0< a_a(x)\le \underline a(x) \le a_b(x)

(3)

almost everywhere. The positivity assumption is essential because it keeps the state equation uniformly elliptic.

Given a desired state $y_d\in L^2(\Omega)$ and a reference coefficient $a_{\mathrm{ref}}\in L^2(\Omega)$ , we consider

\min_{(y,a)} J(y,a) := \frac12\|y-y_d\|_{L^2(\Omega)}^2 + \frac{\alpha}{2}\|a-a_{\mathrm{ref}}\|_{L^2(\Omega)}^2

(4)

subject to the PDE and the box constraints, where $\alpha>0$ .

The admissible set is

U_{\mathrm{ad}} := \{a\in L^\infty(\Omega): a_a\le a\le a_b \text{ a.e. in }\Omega\}.

(5)

The natural weak state equation is: find $y\in H_0^1(\Omega)$ such that

\int_\Omega a\nabla y\cdot \nabla v\,dx = \int_\Omega f v\,dx \qquad \forall v\in H_0^1(\Omega).

(6)

If $a\in U_{\mathrm{ad}}$ , then

b_a(y,v):=\int_\Omega a\nabla y\cdot\nabla v\,dx

(7)

is bounded on $H_0^1(\Omega)\times H_0^1(\Omega)$ and coercive:

b_a(v,v)\ge \underline a \|\nabla v\|_{L^2(\Omega)}^2.

(8)

Hence Lax-Milgram gives a unique state $y(a)\in H_0^1(\Omega)$ .

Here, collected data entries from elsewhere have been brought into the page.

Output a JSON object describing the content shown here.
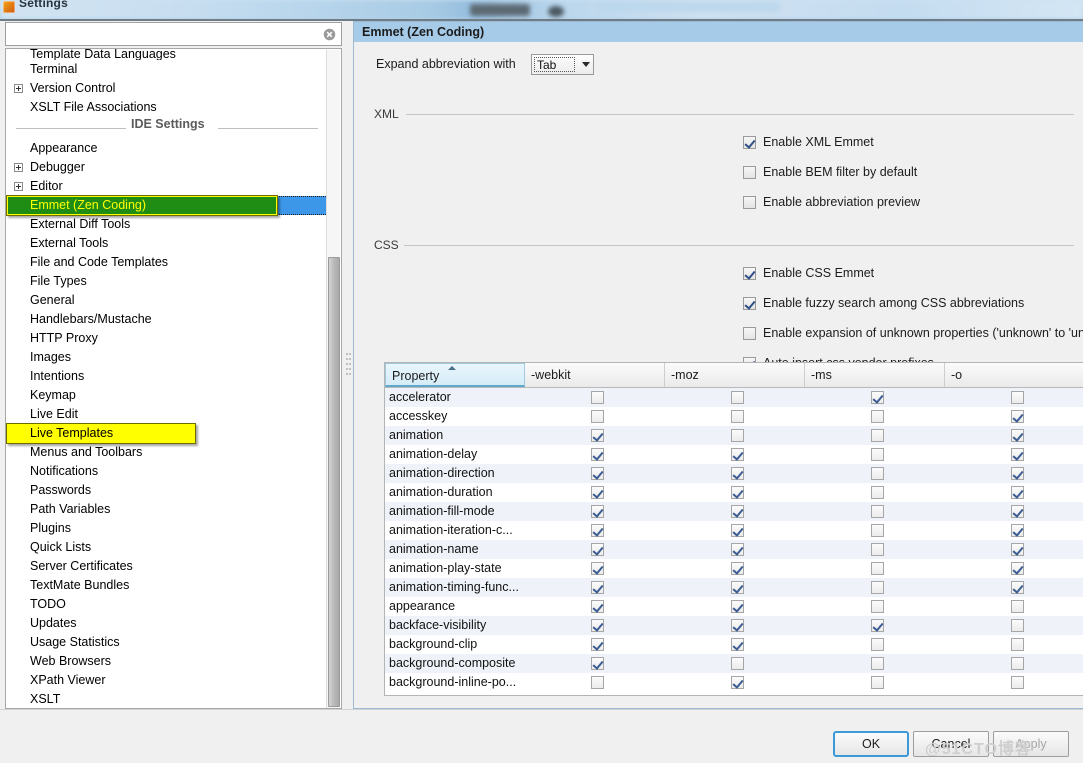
{
  "window": {
    "title": "Settings",
    "icon": "app-icon"
  },
  "search": {
    "value": "",
    "placeholder": "",
    "clear_icon": "clear-circle-icon"
  },
  "sidebar": {
    "items": [
      {
        "label": "Template Data Languages",
        "expandable": false,
        "clipped": true,
        "state": "normal"
      },
      {
        "label": "Terminal",
        "expandable": false,
        "clipped": false,
        "state": "normal"
      },
      {
        "label": "Version Control",
        "expandable": true,
        "clipped": false,
        "state": "normal"
      },
      {
        "label": "XSLT File Associations",
        "expandable": false,
        "clipped": false,
        "state": "normal"
      }
    ],
    "group_separator_label": "IDE Settings",
    "ide_items": [
      {
        "label": "Appearance",
        "expandable": false,
        "state": "normal"
      },
      {
        "label": "Debugger",
        "expandable": true,
        "state": "normal"
      },
      {
        "label": "Editor",
        "expandable": true,
        "state": "normal"
      },
      {
        "label": "Emmet (Zen Coding)",
        "expandable": false,
        "state": "selected-highlighted"
      },
      {
        "label": "External Diff Tools",
        "expandable": false,
        "state": "normal"
      },
      {
        "label": "External Tools",
        "expandable": false,
        "state": "normal"
      },
      {
        "label": "File and Code Templates",
        "expandable": false,
        "state": "normal"
      },
      {
        "label": "File Types",
        "expandable": false,
        "state": "normal"
      },
      {
        "label": "General",
        "expandable": false,
        "state": "normal"
      },
      {
        "label": "Handlebars/Mustache",
        "expandable": false,
        "state": "normal"
      },
      {
        "label": "HTTP Proxy",
        "expandable": false,
        "state": "normal"
      },
      {
        "label": "Images",
        "expandable": false,
        "state": "normal"
      },
      {
        "label": "Intentions",
        "expandable": false,
        "state": "normal"
      },
      {
        "label": "Keymap",
        "expandable": false,
        "state": "normal"
      },
      {
        "label": "Live Edit",
        "expandable": false,
        "state": "normal"
      },
      {
        "label": "Live Templates",
        "expandable": false,
        "state": "highlighted"
      },
      {
        "label": "Menus and Toolbars",
        "expandable": false,
        "state": "normal"
      },
      {
        "label": "Notifications",
        "expandable": false,
        "state": "normal"
      },
      {
        "label": "Passwords",
        "expandable": false,
        "state": "normal"
      },
      {
        "label": "Path Variables",
        "expandable": false,
        "state": "normal"
      },
      {
        "label": "Plugins",
        "expandable": false,
        "state": "normal"
      },
      {
        "label": "Quick Lists",
        "expandable": false,
        "state": "normal"
      },
      {
        "label": "Server Certificates",
        "expandable": false,
        "state": "normal"
      },
      {
        "label": "TextMate Bundles",
        "expandable": false,
        "state": "normal"
      },
      {
        "label": "TODO",
        "expandable": false,
        "state": "normal"
      },
      {
        "label": "Updates",
        "expandable": false,
        "state": "normal"
      },
      {
        "label": "Usage Statistics",
        "expandable": false,
        "state": "normal"
      },
      {
        "label": "Web Browsers",
        "expandable": false,
        "state": "normal"
      },
      {
        "label": "XPath Viewer",
        "expandable": false,
        "state": "normal"
      },
      {
        "label": "XSLT",
        "expandable": false,
        "state": "normal"
      }
    ]
  },
  "panel": {
    "title": "Emmet (Zen Coding)",
    "expand_label": "Expand abbreviation with",
    "expand_value": "Tab",
    "xml_group": {
      "title": "XML",
      "options": [
        {
          "label": "Enable XML Emmet",
          "checked": true
        },
        {
          "label": "Enable BEM filter by default",
          "checked": false
        },
        {
          "label": "Enable abbreviation preview",
          "checked": false
        }
      ]
    },
    "css_group": {
      "title": "CSS",
      "options": [
        {
          "label": "Enable CSS Emmet",
          "checked": true
        },
        {
          "label": "Enable fuzzy search among CSS abbreviations",
          "checked": true
        },
        {
          "label": "Enable expansion of unknown properties ('unknown' to 'unknown: ;')",
          "checked": false
        },
        {
          "label": "Auto insert css vendor prefixes",
          "checked": true
        }
      ]
    }
  },
  "table": {
    "columns": [
      "Property",
      "-webkit",
      "-moz",
      "-ms",
      "-o"
    ],
    "sorted_column": "Property",
    "sort_direction": "ascending",
    "rows": [
      {
        "property": "accelerator",
        "webkit": false,
        "moz": false,
        "ms": true,
        "o": false
      },
      {
        "property": "accesskey",
        "webkit": false,
        "moz": false,
        "ms": false,
        "o": true
      },
      {
        "property": "animation",
        "webkit": true,
        "moz": false,
        "ms": false,
        "o": true
      },
      {
        "property": "animation-delay",
        "webkit": true,
        "moz": true,
        "ms": false,
        "o": true
      },
      {
        "property": "animation-direction",
        "webkit": true,
        "moz": true,
        "ms": false,
        "o": true
      },
      {
        "property": "animation-duration",
        "webkit": true,
        "moz": true,
        "ms": false,
        "o": true
      },
      {
        "property": "animation-fill-mode",
        "webkit": true,
        "moz": true,
        "ms": false,
        "o": true
      },
      {
        "property": "animation-iteration-c...",
        "webkit": true,
        "moz": true,
        "ms": false,
        "o": true
      },
      {
        "property": "animation-name",
        "webkit": true,
        "moz": true,
        "ms": false,
        "o": true
      },
      {
        "property": "animation-play-state",
        "webkit": true,
        "moz": true,
        "ms": false,
        "o": true
      },
      {
        "property": "animation-timing-func...",
        "webkit": true,
        "moz": true,
        "ms": false,
        "o": true
      },
      {
        "property": "appearance",
        "webkit": true,
        "moz": true,
        "ms": false,
        "o": false
      },
      {
        "property": "backface-visibility",
        "webkit": true,
        "moz": true,
        "ms": true,
        "o": false
      },
      {
        "property": "background-clip",
        "webkit": true,
        "moz": true,
        "ms": false,
        "o": false
      },
      {
        "property": "background-composite",
        "webkit": true,
        "moz": false,
        "ms": false,
        "o": false
      },
      {
        "property": "background-inline-po...",
        "webkit": false,
        "moz": true,
        "ms": false,
        "o": false
      }
    ]
  },
  "footer": {
    "ok": "OK",
    "cancel": "Cancel",
    "apply": "Apply"
  },
  "watermark": "@51CTO博客",
  "colors": {
    "panel_header": "#a6cbe8",
    "selection_blue": "#3d97e8",
    "highlight_yellow": "#ffff00",
    "highlight_green": "#1f8c14",
    "row_stripe": "#eff3f9"
  }
}
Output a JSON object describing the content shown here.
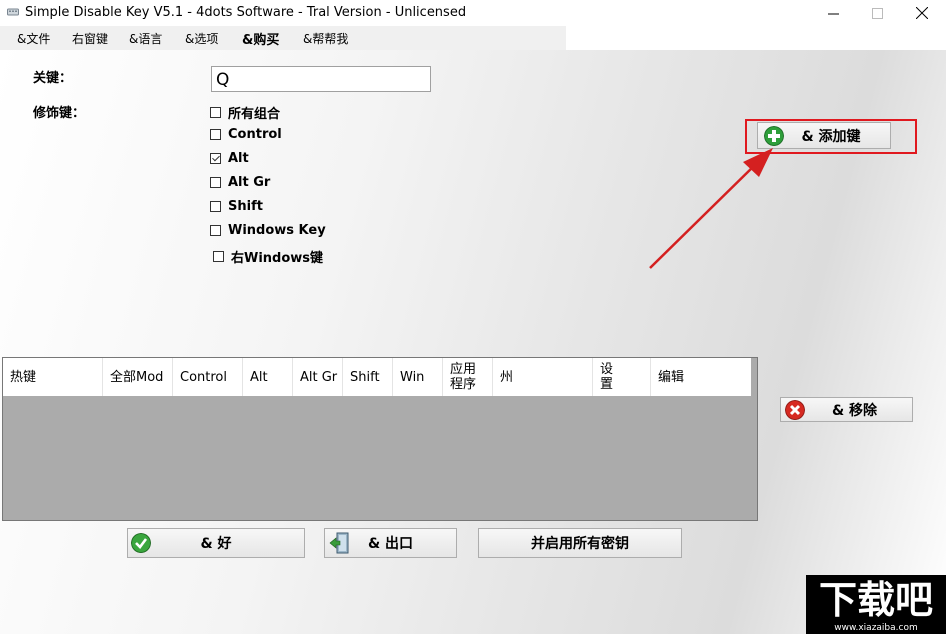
{
  "window": {
    "title": "Simple Disable Key V5.1 - 4dots Software - Tral Version - Unlicensed",
    "controls": {
      "minimize": "—",
      "maximize": "☐",
      "close": "✕"
    }
  },
  "menu": {
    "items": [
      "&文件",
      "右窗键",
      "&语言",
      "&选项",
      "&购买",
      "&帮帮我"
    ]
  },
  "form": {
    "key_label": "关键：",
    "key_value": "Q",
    "modifier_label": "修饰键："
  },
  "modifiers": [
    {
      "label": "所有组合",
      "checked": false
    },
    {
      "label": "Control",
      "checked": false
    },
    {
      "label": "Alt",
      "checked": true
    },
    {
      "label": "Alt Gr",
      "checked": false
    },
    {
      "label": "Shift",
      "checked": false
    },
    {
      "label": "Windows Key",
      "checked": false
    },
    {
      "label": "右Windows键",
      "checked": false
    }
  ],
  "buttons": {
    "add": "& 添加键",
    "remove": "& 移除",
    "ok": "& 好",
    "exit": "& 出口",
    "enable_all": "并启用所有密钥"
  },
  "table": {
    "columns": [
      "热键",
      "全部Mod",
      "Control",
      "Alt",
      "Alt Gr",
      "Shift",
      "Win",
      "应用\n程序",
      "州",
      "设\n置",
      "编辑"
    ]
  },
  "watermark": {
    "text": "下载吧",
    "url": "www.xiazaiba.com"
  },
  "colors": {
    "highlight": "#e0191f",
    "arrow": "#d42020",
    "grid_bg": "#ababab"
  }
}
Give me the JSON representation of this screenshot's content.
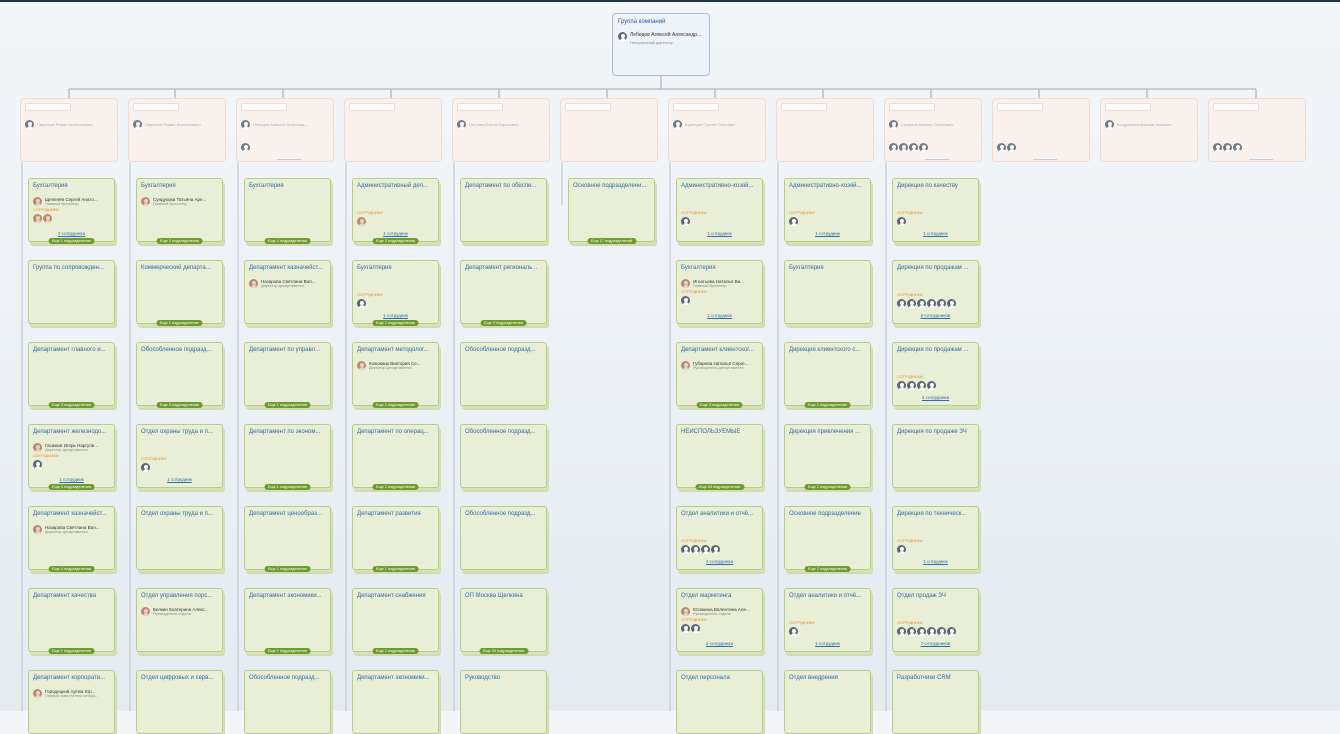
{
  "root": {
    "title": "Группа компаний",
    "manager": "Лебедев Алексей Александр...",
    "position": "Генеральный директор"
  },
  "labels": {
    "employees": "СОТРУДНИКИ"
  },
  "columns": [
    {
      "cards": [
        {
          "title": "Бухгалтерия",
          "mgr": "Щепелёв Сергей Анато...",
          "pos": "Главный бухгалтер",
          "label": true,
          "avatars": [
            "photo",
            "photo"
          ],
          "count": "2 сотрудника",
          "badge": "Еще 1 подразделение"
        },
        {
          "title": "Группа по сопровожден...",
          "badge": ""
        },
        {
          "title": "Департамент главного и...",
          "badge": "Еще 3 подразделения"
        },
        {
          "title": "Департамент железнодо...",
          "mgr": "Гасимов Игорь Наргули...",
          "pos": "Директор департамента",
          "label": true,
          "avatars": [
            "a"
          ],
          "count": "1 сотрудник",
          "badge": "Еще 3 подразделения"
        },
        {
          "title": "Департамент казначейст...",
          "mgr": "Назарова Светлана Вал...",
          "pos": "Директор департамента",
          "badge": "Еще 4 подразделения"
        },
        {
          "title": "Департамент качества",
          "badge": "Еще 1 подразделение"
        },
        {
          "title": "Департамент корпорати...",
          "mgr": "Городецкий Артем Юр...",
          "pos": "Первый заместитель генера...",
          "badge": ""
        }
      ]
    },
    {
      "cards": [
        {
          "title": "Бухгалтерия",
          "mgr": "Сундукова Татьяна Аре...",
          "pos": "Главный бухгалтер",
          "badge": "Еще 3 подразделения"
        },
        {
          "title": "Коммерческий департа...",
          "badge": "Еще 1 подразделение"
        },
        {
          "title": "Обособленное подразд...",
          "badge": "Еще 3 подразделения"
        },
        {
          "title": "Отдел охраны труда и п...",
          "label": true,
          "avatars": [
            "a"
          ],
          "count": "1 сотрудник",
          "badge": ""
        },
        {
          "title": "Отдел охраны труда и п...",
          "badge": ""
        },
        {
          "title": "Отдел управления порс...",
          "mgr": "Белкин Екатерина Алекс...",
          "pos": "Руководитель отдела",
          "badge": ""
        },
        {
          "title": "Отдел цифровых и серв...",
          "badge": ""
        }
      ]
    },
    {
      "cards": [
        {
          "title": "Бухгалтерия",
          "badge": "Еще 4 подразделения"
        },
        {
          "title": "Департамент казначейст...",
          "mgr": "Назарова Светлана Вал...",
          "pos": "Директор департамента",
          "badge": ""
        },
        {
          "title": "Департамент по управл...",
          "badge": "Еще 1 подразделение"
        },
        {
          "title": "Департамент по эконом...",
          "badge": "Еще 1 подразделение"
        },
        {
          "title": "Департамент ценообраз...",
          "badge": "Еще 1 подразделение"
        },
        {
          "title": "Департамент экономики...",
          "badge": "Еще 1 подразделение"
        },
        {
          "title": "Обособленное подразд...",
          "badge": ""
        }
      ]
    },
    {
      "cards": [
        {
          "title": "Административный деп...",
          "label": true,
          "avatars": [
            "photo"
          ],
          "count": "1 сотрудник",
          "badge": "Еще 3 подразделения"
        },
        {
          "title": "Бухгалтерия",
          "label": true,
          "avatars": [
            "a"
          ],
          "count": "1 сотрудник",
          "badge": "Еще 2 подразделения"
        },
        {
          "title": "Департамент методолог...",
          "mgr": "Кожокина Виктория Се...",
          "pos": "Директор департамента",
          "badge": "Еще 1 подразделение"
        },
        {
          "title": "Департамент по операц...",
          "badge": "Еще 2 подразделения"
        },
        {
          "title": "Департамент развития",
          "badge": "Еще 1 подразделение"
        },
        {
          "title": "Департамент снабжения",
          "badge": "Еще 2 подразделения"
        },
        {
          "title": "Департамент экономики...",
          "badge": ""
        }
      ]
    },
    {
      "cards": [
        {
          "title": "Департамент по обеспе...",
          "badge": ""
        },
        {
          "title": "Департамент региональ...",
          "badge": "Еще 3 подразделения"
        },
        {
          "title": "Обособленное подразд...",
          "badge": ""
        },
        {
          "title": "Обособленное подразд...",
          "badge": ""
        },
        {
          "title": "Обособленное подразд...",
          "badge": ""
        },
        {
          "title": "ОП Москва Щелкина",
          "badge": "Еще 33 подразделения"
        },
        {
          "title": "Руководство",
          "badge": ""
        }
      ]
    },
    {
      "cards": [
        {
          "title": "Основное подразделени...",
          "badge": "Еще 17 подразделений"
        }
      ]
    },
    {
      "cards": [
        {
          "title": "Административно-хозяй...",
          "label": true,
          "avatars": [
            "a"
          ],
          "count": "1 сотрудник",
          "badge": ""
        },
        {
          "title": "Бухгалтерия",
          "mgr": "Игнатьева Наталья Ви...",
          "pos": "Главный бухгалтер",
          "label": true,
          "avatars": [
            "a"
          ],
          "count": "1 сотрудник",
          "badge": ""
        },
        {
          "title": "Департамент клиентског...",
          "mgr": "Губарева Наталья Серге...",
          "pos": "Руководитель департамента",
          "badge": "Еще 3 подразделения"
        },
        {
          "title": "НЕИСПОЛЬЗУЕМЫЕ",
          "badge": "Еще 43 подразделения"
        },
        {
          "title": "Отдел аналитики и отчё...",
          "label": true,
          "avatars": [
            "a",
            "a",
            "a",
            "a"
          ],
          "count": "4 сотрудника",
          "badge": ""
        },
        {
          "title": "Отдел маркетинга",
          "mgr": "Юсюкина Валентина Але...",
          "pos": "Руководитель отдела",
          "label": true,
          "avatars": [
            "a",
            "a"
          ],
          "count": "2 сотрудника",
          "badge": ""
        },
        {
          "title": "Отдел персонала",
          "badge": ""
        }
      ]
    },
    {
      "cards": [
        {
          "title": "Административно-хозяй...",
          "label": true,
          "avatars": [
            "a"
          ],
          "count": "1 сотрудник",
          "badge": ""
        },
        {
          "title": "Бухгалтерия",
          "badge": ""
        },
        {
          "title": "Дирекция клиентского с...",
          "badge": "Еще 1 подразделение"
        },
        {
          "title": "Дирекция привлечения ...",
          "badge": "Еще 2 подразделения"
        },
        {
          "title": "Основное подразделение",
          "badge": "Еще 2 подразделения"
        },
        {
          "title": "Отдел аналитики и отчё...",
          "label": true,
          "avatars": [
            "a"
          ],
          "count": "1 сотрудник",
          "badge": ""
        },
        {
          "title": "Отдел внедрения",
          "badge": ""
        }
      ]
    },
    {
      "cards": [
        {
          "title": "Дирекция по качеству",
          "label": true,
          "avatars": [
            "a"
          ],
          "count": "1 сотрудник",
          "badge": ""
        },
        {
          "title": "Дирекция по продажам ...",
          "label": true,
          "avatars": [
            "a",
            "a",
            "a",
            "a",
            "a",
            "a"
          ],
          "count": "6 сотрудников",
          "badge": ""
        },
        {
          "title": "Дирекция по продажам ...",
          "label": true,
          "avatars": [
            "a",
            "a",
            "a",
            "a"
          ],
          "count": "4 сотрудника",
          "badge": ""
        },
        {
          "title": "Дирекция по продаже ЗЧ",
          "badge": ""
        },
        {
          "title": "Дирекция по техническ...",
          "label": true,
          "avatars": [
            "a"
          ],
          "count": "1 сотрудник",
          "badge": ""
        },
        {
          "title": "Отдел продаж ЗЧ",
          "label": true,
          "avatars": [
            "a",
            "a",
            "a",
            "a",
            "a",
            "a"
          ],
          "count": "7 сотрудников",
          "badge": ""
        },
        {
          "title": "Разработчики CRM",
          "badge": ""
        }
      ]
    }
  ],
  "top_units": [
    {
      "avatars": 0,
      "manager": "Гаврилов Роман Анатольевич"
    },
    {
      "avatars": 0,
      "manager": "Гаврилов Роман Анатольевич"
    },
    {
      "avatars": 1,
      "manager": "Лебедев Алексей Александ..."
    },
    {
      "avatars": 0,
      "manager": ""
    },
    {
      "avatars": 0,
      "manager": "Пестова Елена Борисовна"
    },
    {
      "avatars": 0,
      "manager": ""
    },
    {
      "avatars": 0,
      "manager": "Кузнецов Сергей Олегович"
    },
    {
      "avatars": 0,
      "manager": ""
    },
    {
      "avatars": 4,
      "manager": "Смирнов Кирилл Сергеевич"
    },
    {
      "avatars": 2,
      "manager": ""
    },
    {
      "avatars": 0,
      "manager": "Кондратьев Максим Алексан..."
    },
    {
      "avatars": 3,
      "manager": ""
    }
  ]
}
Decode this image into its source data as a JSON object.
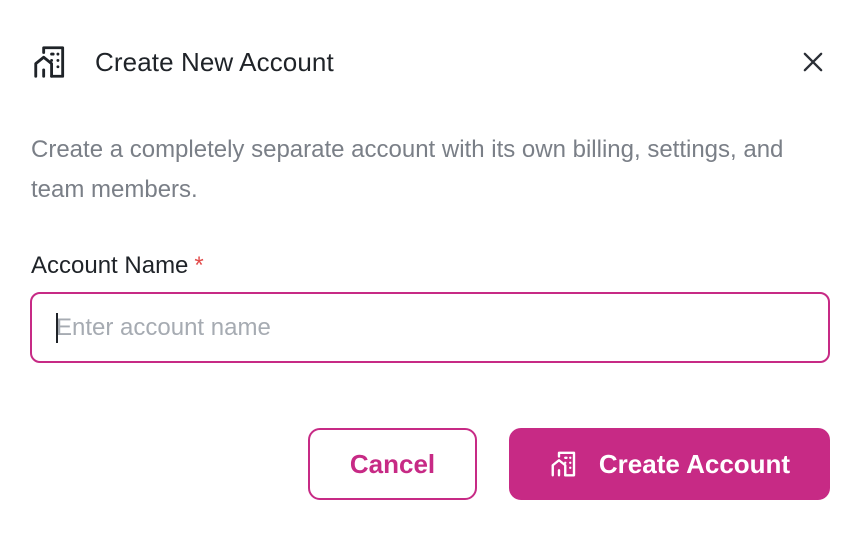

Sensitivity with Respect to the Coefficient¶

Unlike distributed control, the control does not appear additively in the right-hand side. It multiplies the highest-order term. This is the key structural difference.

Let $a\in U_{\mathrm{ad}}$ and perturb it by $h$ . Formally differentiating the weak state equation gives the sensitivity $z=S'(a)h\in H_0^1(\Omega)$ :

\int_\Omega a\nabla z\cdot \nabla v\,dx = -\int_\Omega h \nabla y(a)\cdot \nabla v\,dx \qquad \forall v\in H_0^1(\Omega).

(9)

Thus the derivative is obtained by solving another coercive elliptic problem with right-hand side depending on the current state gradient.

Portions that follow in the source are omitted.